Imagination and an open mind are priceless in business. It gives you the freedom to think outside the box and believe that it is possible to create or achieve more than what already exists. But, more than that, it’s also one of the most exciting parts of the ‘job’.
But there isn’t an entrepreneur on the planet who hasn’t had doubts about starting their next venture, or growing their current one. When that happens, it’s easy to stick to tried-and-tested methods and focus more on the day-to-day requirements of running your business. But that can prevent you from spotting a new opportunity or innovative approach that could help you achieve even bigger success.

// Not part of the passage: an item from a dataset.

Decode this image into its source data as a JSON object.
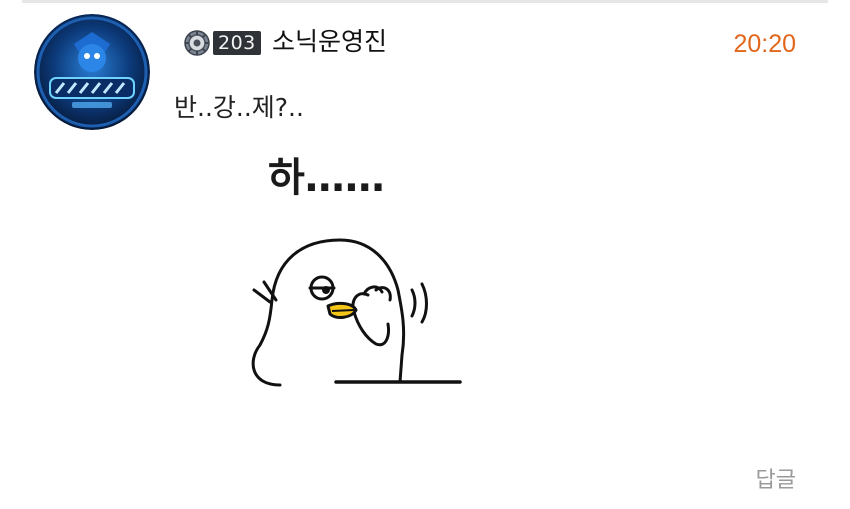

Need proof? Here are five global brands, which all started doing one thing and then seized the unexpected opportunities that came their way to ultimately succeed somewhere quite different.
Twitter: It needs no introduction now, but Twitter was originally developed as an internal SMS service for podcasting company, Odeo, before being launched publicly in July 2006.
Tiffany & Co.: It may now be a luxury jewellery line, but the company opened in New York in 1837 as a stationery shop. Profits have certainly increased from the opening day’s $4.98 after the founder discovered how much his customers liked his diamond jewellery!
Nintendo: The company was launched in 1889 as a producer of playing cards. It’s safe to say it wasn’t hindered by innovation or a failure to embrace technology!
Marriott: You may be familiar with the name as an international hotel chain, but Marriott actually began in 1927 as a root-beer stand in Washington DC. It eventually grew into a chain of restaurants, before opening its first hotel in 1957.
Mattel: Harold “Matt” Matson and Ruth and Elliot Handler, the founders of the American toymaker responsible for Fisher-Price and Barbie, originally started out making picture frames in a California garage. Elliot began making dollhouse furniture from the scrap materials, which eventually led to a focus on manufacturing toys.
It just shows you that you can never know where an idea might lead, or what is around the next corner. The important thing is to make sure your eyes are wide open and you’re ready for all opportunities.